= Transportation management system =

Supply chain management for transportation operations

A transportation management system (TMS) is a subset of supply chain management concerning transportation operations, which may be part of an enterprise resource planning (ERP) system.

A TMS usually 'sits' between an ERP or legacy order processing and warehouse/distribution module. A typical scenario would include both inbound (procurement) and outbound (shipping) orders to be evaluated by the TMS Planning Module offering the user various suggested routing solutions. These solutions are evaluated by the user for reasonableness and are passed along to the transportation provider analysis module to select the best mode and the least cost possible. Once the best option is selected, the solution is typically generated by an electronic load tendering and a track/trace system to execute the optimized shipment by the selected carrier, and later to support freight audit and payment (settlement process). Links back to ERP systems (after orders turned into optimal shipments), and sometimes secondarily to Warehouse Management System (WMS) programs are also linked to ERP.

==Licensing==
These systems have been offered with different types of licensing arrangements. The four main offerings are:
1. On-premises licensing (traditionally purchased license)
2. Hosted licensing (remote, SaaS, Cloud)
3. On-premises hosted licensing (a blend of 1 and 2)
4. Hosted – TMS free of licensing (same as 2 but free with no license requirements)

Additionally, some software providers were either acquired or merged with supply chain management consultancies and started offering shippers "blended" managed and software services as an outsourced process. Primary Tier 1 TMS providers are still independent, carrier and 3PL neutral, and ERP neutral. While ERP providers are moving to improve their on-premises transportation management offerings by adding TMS modules to their existing, implemented base, the advent of Software-as-a-Service or "SaaS" delivery resulted in a surge of emerging TMS providers.

==Functionalities==
Transportation management systems manage four key processes of transportation management:
1. Planning and decision making – TMS will define the most efficient transport schemes, according to the given parameters, which have a lower or higher importance of various factors according to the user policy: transport cost, shorter lead-time, fewer stops possible to ensure quality, flow's regrouping coefficient, etc.
2. Transportation Execution – TMS will allow for the execution of the transportation plan, such as carrier rate acceptance, carrier dispatching, and EDI.
3. Transport follow-up – TMS will allow the following any physical or administrative operation regarding transportation: traceability of transport events by event (shipping from A, arrival at B, customs clearance, etc.), editing of reception, customs clearance, invoicing and booking documents, sending of transport alerts such as delay, accident, non-forecast stops.
4. Measurement – TMS have or need to have a logistics key performance indicator (KPI) reporting function for transport.
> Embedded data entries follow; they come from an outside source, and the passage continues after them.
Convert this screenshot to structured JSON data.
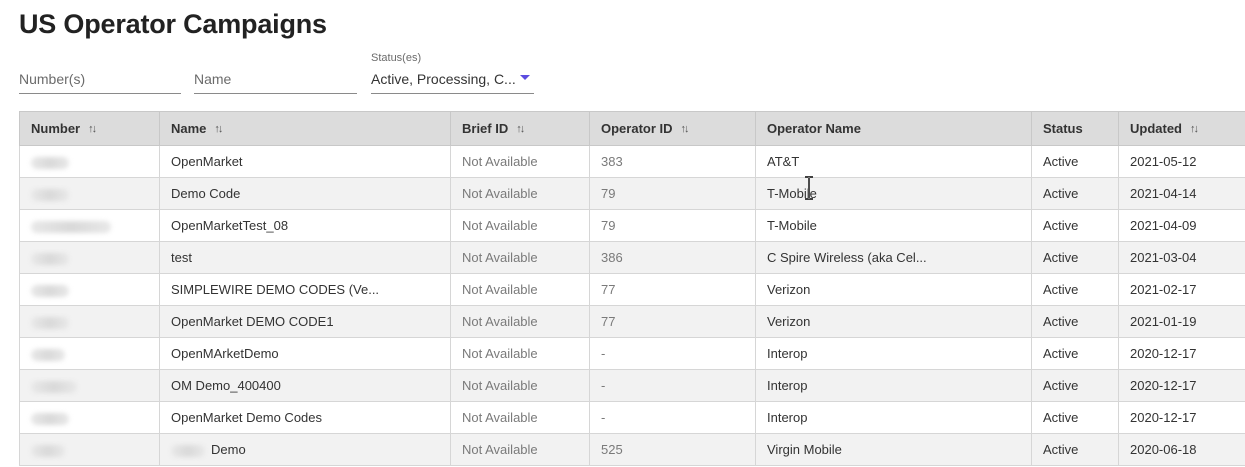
{
  "page": {
    "title": "US Operator Campaigns"
  },
  "filters": {
    "numbers_placeholder": "Number(s)",
    "name_placeholder": "Name",
    "status_label": "Status(es)",
    "status_value": "Active, Processing, C..."
  },
  "table": {
    "headers": {
      "number": "Number",
      "name": "Name",
      "brief_id": "Brief ID",
      "operator_id": "Operator ID",
      "operator_name": "Operator Name",
      "status": "Status",
      "updated": "Updated"
    },
    "rows": [
      {
        "name": "OpenMarket",
        "brief_id": "Not Available",
        "operator_id": "383",
        "operator_name": "AT&T",
        "status": "Active",
        "updated": "2021-05-12"
      },
      {
        "name": "Demo Code",
        "brief_id": "Not Available",
        "operator_id": "79",
        "operator_name": "T-Mobile",
        "status": "Active",
        "updated": "2021-04-14"
      },
      {
        "name": "OpenMarketTest_08",
        "brief_id": "Not Available",
        "operator_id": "79",
        "operator_name": "T-Mobile",
        "status": "Active",
        "updated": "2021-04-09"
      },
      {
        "name": "test",
        "brief_id": "Not Available",
        "operator_id": "386",
        "operator_name": "C Spire Wireless (aka Cel...",
        "status": "Active",
        "updated": "2021-03-04"
      },
      {
        "name": "SIMPLEWIRE DEMO CODES (Ve...",
        "brief_id": "Not Available",
        "operator_id": "77",
        "operator_name": "Verizon",
        "status": "Active",
        "updated": "2021-02-17"
      },
      {
        "name": "OpenMarket DEMO CODE1",
        "brief_id": "Not Available",
        "operator_id": "77",
        "operator_name": "Verizon",
        "status": "Active",
        "updated": "2021-01-19"
      },
      {
        "name": "OpenMArketDemo",
        "brief_id": "Not Available",
        "operator_id": "-",
        "operator_name": "Interop",
        "status": "Active",
        "updated": "2020-12-17"
      },
      {
        "name": "OM Demo_400400",
        "brief_id": "Not Available",
        "operator_id": "-",
        "operator_name": "Interop",
        "status": "Active",
        "updated": "2020-12-17"
      },
      {
        "name": "OpenMarket Demo Codes",
        "brief_id": "Not Available",
        "operator_id": "-",
        "operator_name": "Interop",
        "status": "Active",
        "updated": "2020-12-17"
      },
      {
        "name": "Demo",
        "brief_id": "Not Available",
        "operator_id": "525",
        "operator_name": "Virgin Mobile",
        "status": "Active",
        "updated": "2020-06-18"
      }
    ]
  },
  "icons": {
    "sort": "sort-arrows-icon",
    "dropdown": "chevron-down-icon",
    "cursor": "text-cursor-icon"
  },
  "colors": {
    "accent": "#5b4ce0",
    "header_bg": "#dcdcdc",
    "alt_row_bg": "#f2f2f2"
  }
}
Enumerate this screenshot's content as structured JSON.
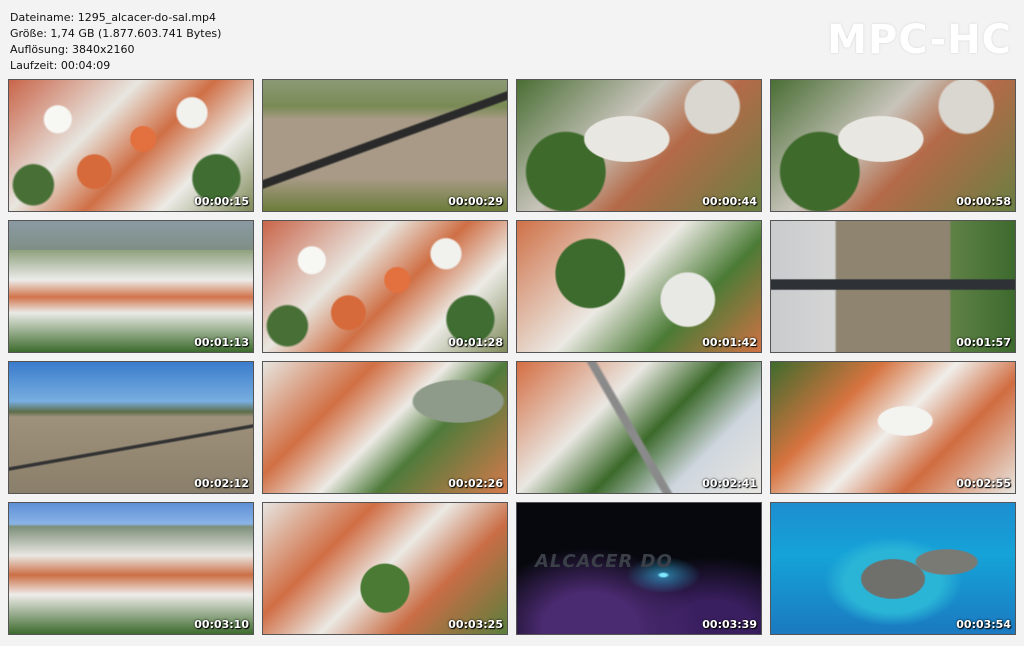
{
  "file_info": {
    "filename": "Dateiname: 1295_alcacer-do-sal.mp4",
    "size": "Größe: 1,74 GB (1.877.603.741 Bytes)",
    "resolution": "Auflösung: 3840x2160",
    "duration": "Laufzeit: 00:04:09"
  },
  "brand": "MPC-HC",
  "thumbnails": [
    {
      "time": "00:00:15"
    },
    {
      "time": "00:00:29"
    },
    {
      "time": "00:00:44"
    },
    {
      "time": "00:00:58"
    },
    {
      "time": "00:01:13"
    },
    {
      "time": "00:01:28"
    },
    {
      "time": "00:01:42"
    },
    {
      "time": "00:01:57"
    },
    {
      "time": "00:02:12"
    },
    {
      "time": "00:02:26"
    },
    {
      "time": "00:02:41"
    },
    {
      "time": "00:02:55"
    },
    {
      "time": "00:03:10"
    },
    {
      "time": "00:03:25"
    },
    {
      "time": "00:03:39",
      "overlay_text": "ALCACER DO"
    },
    {
      "time": "00:03:54"
    }
  ]
}
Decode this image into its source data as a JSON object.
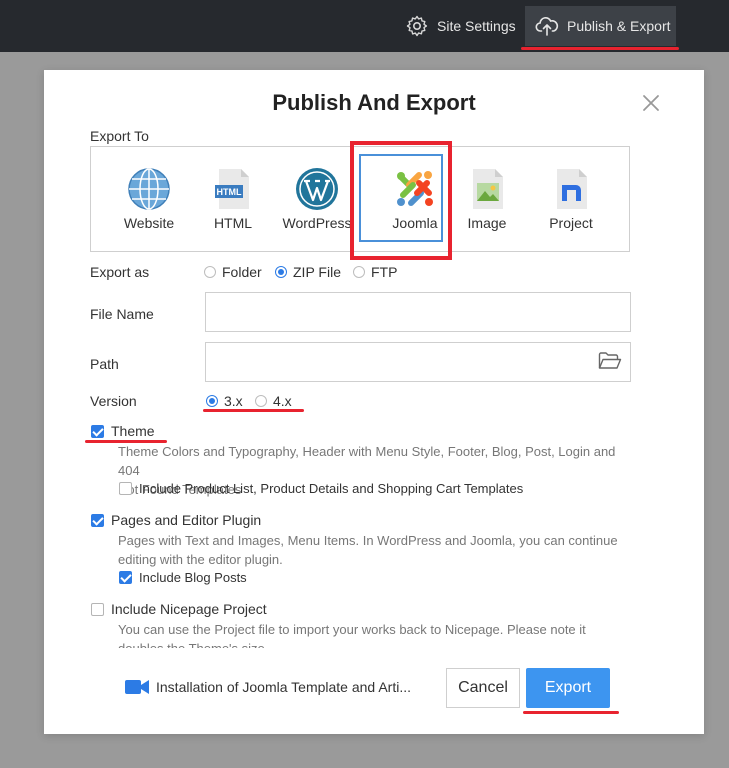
{
  "topbar": {
    "site_settings_label": "Site Settings",
    "publish_export_label": "Publish & Export"
  },
  "dialog": {
    "title": "Publish And Export",
    "export_to_label": "Export To",
    "targets": [
      {
        "label": "Website",
        "icon": "globe-icon"
      },
      {
        "label": "HTML",
        "icon": "html-file-icon"
      },
      {
        "label": "WordPress",
        "icon": "wordpress-icon"
      },
      {
        "label": "Joomla",
        "icon": "joomla-icon",
        "selected": true
      },
      {
        "label": "Image",
        "icon": "image-file-icon"
      },
      {
        "label": "Project",
        "icon": "nicepage-project-icon"
      }
    ],
    "export_as": {
      "label": "Export as",
      "options": [
        "Folder",
        "ZIP File",
        "FTP"
      ],
      "selected": "ZIP File"
    },
    "file_name": {
      "label": "File Name",
      "value": ""
    },
    "path": {
      "label": "Path",
      "value": ""
    },
    "version": {
      "label": "Version",
      "options": [
        "3.x",
        "4.x"
      ],
      "selected": "3.x"
    },
    "theme": {
      "label": "Theme",
      "checked": true,
      "description_line1": "Theme Colors and Typography, Header with Menu Style, Footer, Blog, Post, Login and 404",
      "description_line2": "Not Found Templates",
      "sub_option": {
        "label": "Include Product List, Product Details and Shopping Cart Templates",
        "checked": false
      }
    },
    "pages": {
      "label": "Pages and Editor Plugin",
      "checked": true,
      "description_line1": "Pages with Text and Images, Menu Items. In WordPress and Joomla, you can continue",
      "description_line2": "editing with the editor plugin.",
      "sub_option": {
        "label": "Include Blog Posts",
        "checked": true
      }
    },
    "nicepage_project": {
      "label": "Include Nicepage Project",
      "checked": false,
      "description_line1": "You can use the Project file to import your works back to Nicepage. Please note it",
      "description_line2": "doubles the Theme's size."
    },
    "footer": {
      "installation_link": "Installation of Joomla Template and Arti...",
      "cancel_label": "Cancel",
      "export_label": "Export"
    }
  },
  "colors": {
    "accent": "#3d95f0",
    "annotation_red": "#e8232f",
    "topbar_bg": "#26292e"
  }
}
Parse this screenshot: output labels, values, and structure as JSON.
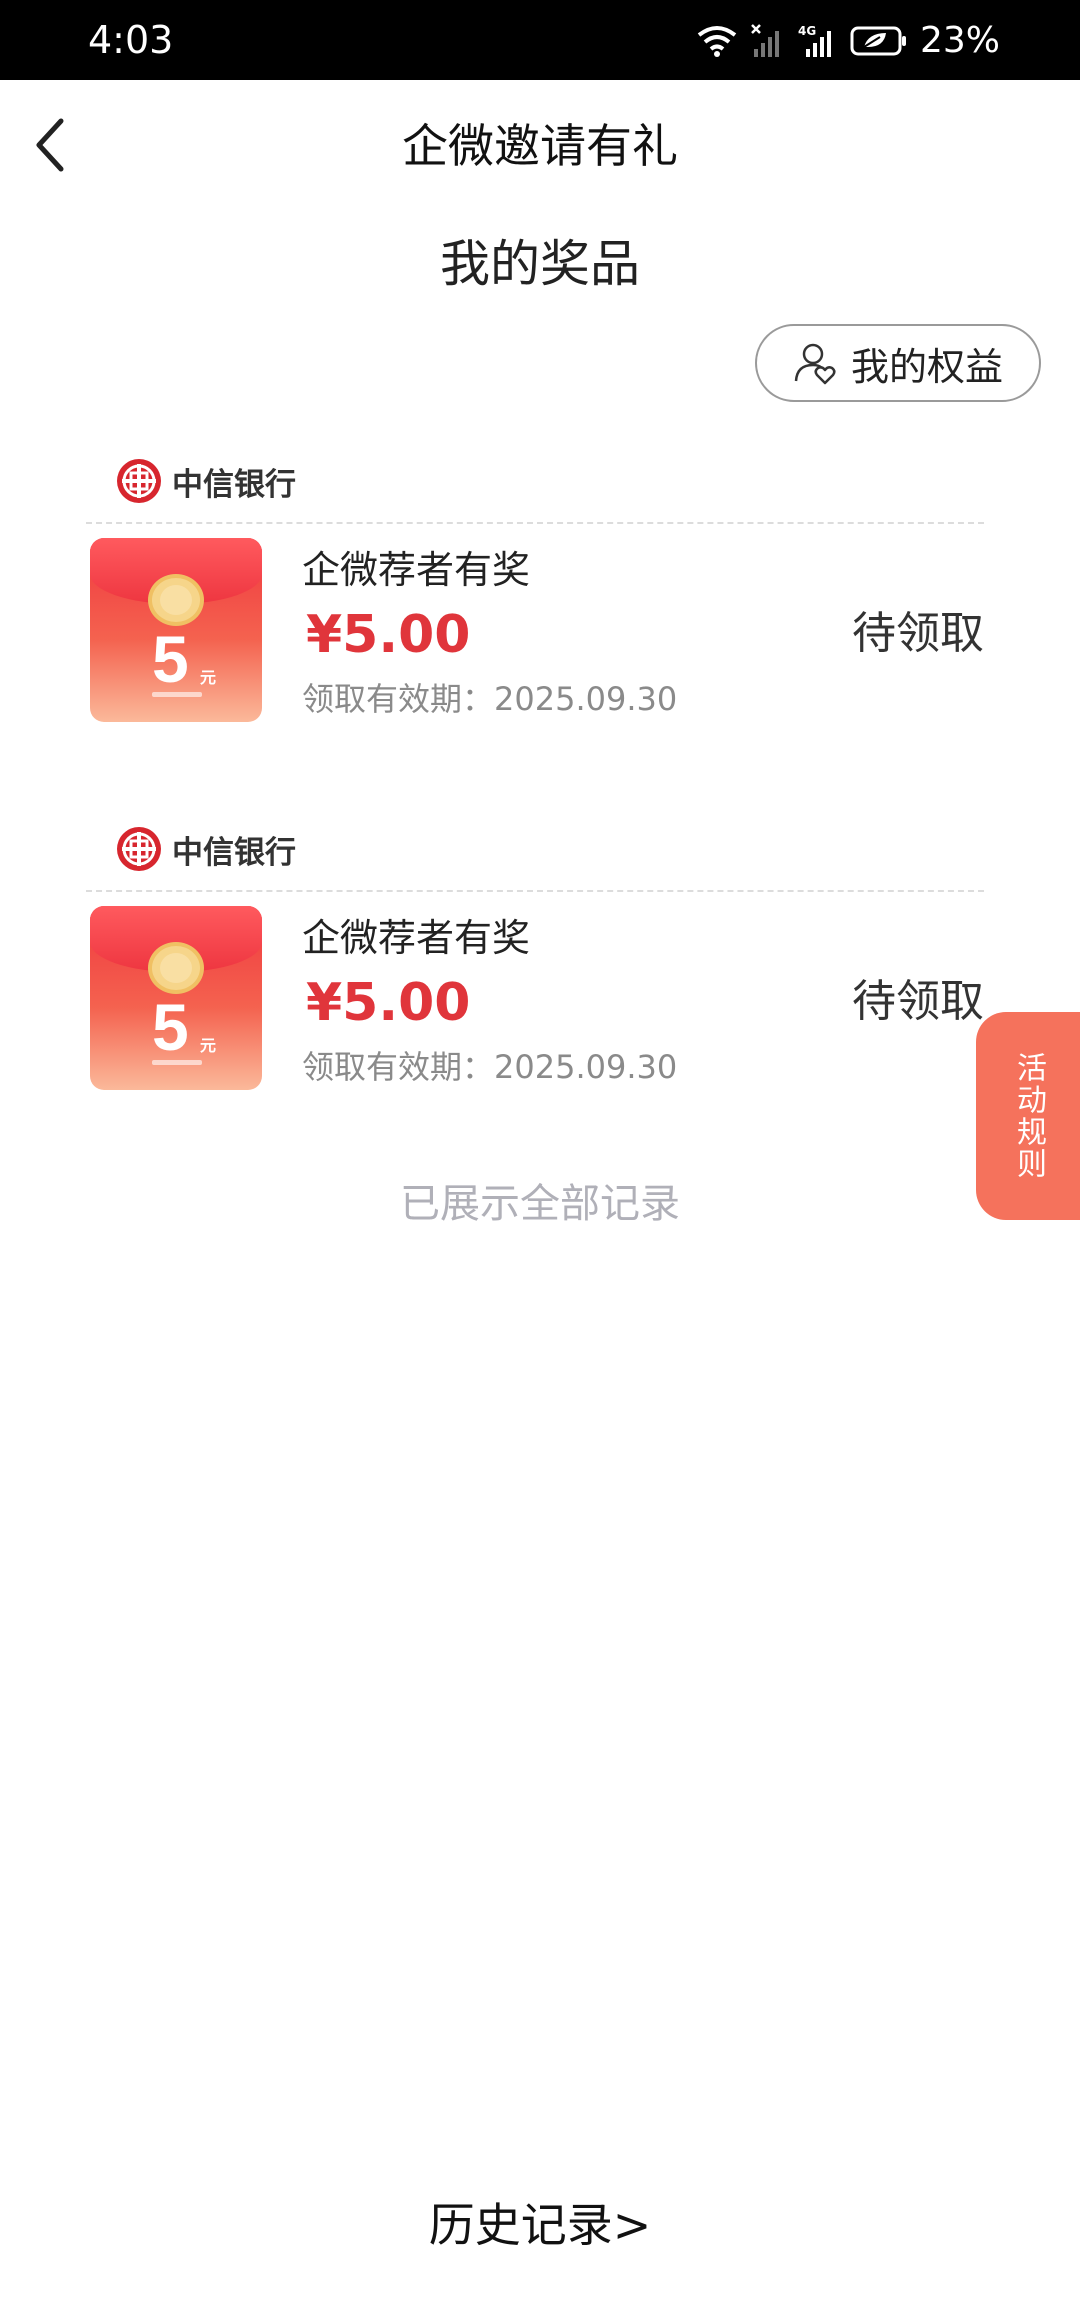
{
  "status_bar": {
    "time": "4:03",
    "battery": "23%"
  },
  "nav": {
    "title": "企微邀请有礼"
  },
  "section_title": "我的奖品",
  "benefits_button": "我的权益",
  "prizes": [
    {
      "bank": "中信银行",
      "name": "企微荐者有奖",
      "amount": "¥5.00",
      "expiry": "领取有效期：2025.09.30",
      "status": "待领取",
      "thumb_value": "5",
      "thumb_unit": "元"
    },
    {
      "bank": "中信银行",
      "name": "企微荐者有奖",
      "amount": "¥5.00",
      "expiry": "领取有效期：2025.09.30",
      "status": "待领取",
      "thumb_value": "5",
      "thumb_unit": "元"
    }
  ],
  "all_shown_text": "已展示全部记录",
  "rules_tab": "活动规则",
  "history_link": "历史记录>",
  "colors": {
    "accent_red": "#e0353b",
    "rules_tab": "#f5725c"
  }
}
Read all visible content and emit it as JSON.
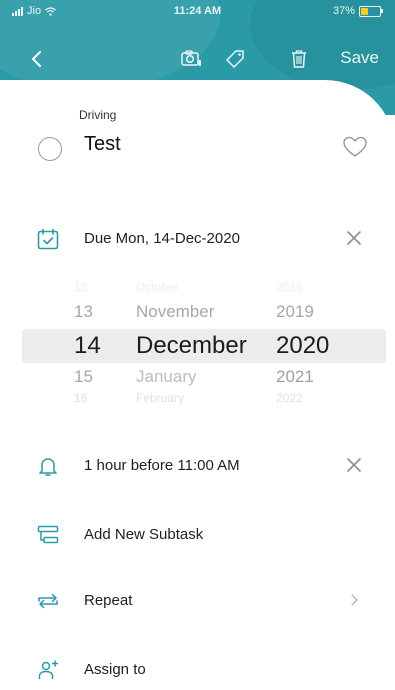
{
  "status": {
    "carrier": "Jio",
    "time": "11:24 AM",
    "battery": "37%",
    "battery_level": 0.37
  },
  "toolbar": {
    "save_label": "Save"
  },
  "task": {
    "category": "Driving",
    "title": "Test"
  },
  "due": {
    "label": "Due Mon, 14-Dec-2020"
  },
  "picker": {
    "days": [
      "12",
      "13",
      "14",
      "15",
      "16"
    ],
    "months": [
      "October",
      "November",
      "December",
      "January",
      "February"
    ],
    "years": [
      "2018",
      "2019",
      "2020",
      "2021",
      "2022"
    ]
  },
  "reminder": {
    "label": "1 hour before 11:00 AM"
  },
  "rows": {
    "subtask": "Add New Subtask",
    "repeat": "Repeat",
    "assign": "Assign to"
  },
  "colors": {
    "accent": "#2a9aa6",
    "battery": "#f2d21b"
  }
}
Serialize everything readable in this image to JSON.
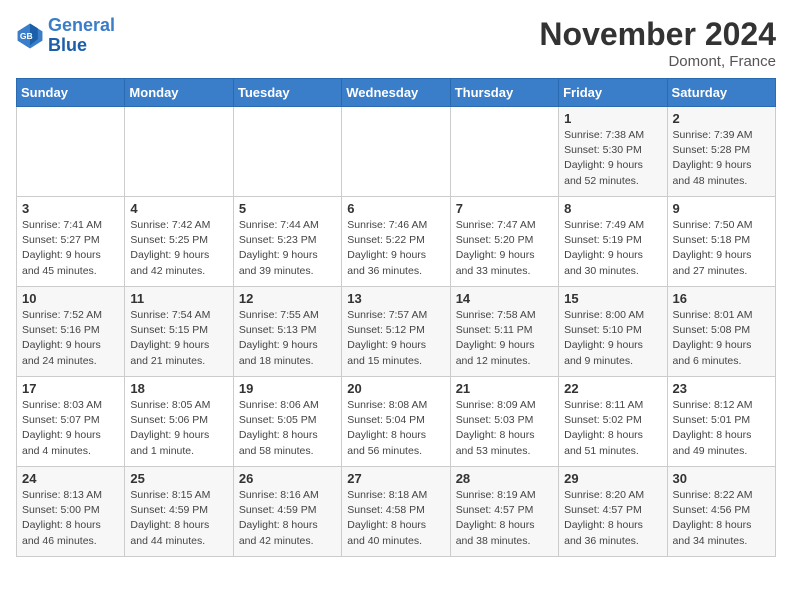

Various functions of a TMS include:
- Planning and optimizing terrestrial transport rounds
- Inbound and outbound transportation mode and transportation provider selection
- Management of motor carrier, rail, air, and maritime transport
- Real-time transportation tracking
- Service quality control in the form of KPIs (see below)
- Vehicle Load and Route optimization
- Transport costs and scheme simulation
- Shipment batching of orders
- Freight Negotiation
- Cost control, KPI (Key Performance Indicators) reporting and statistics
- Freight Audit
  - Typical KPIs include, but are not limited to:
    1. % of On-Time Pick-Up or Delivery Performance relative to requested
    2. Cost Per Metric – mile; km; weight; cube; pallet
    3. Productivity in monetary terms, e.g., cost per unit weight or shipping unit
    4. Productivity in operational terms, e.g., shipping units/order or weight/load

However, all the above logistical functions need to be scrutinized as to how each parameter functions.

== Market ==
Gartner predicted the global transportation management system market to grow 60% from $1.3 billion in 2019 to $2.1 billion in 2024.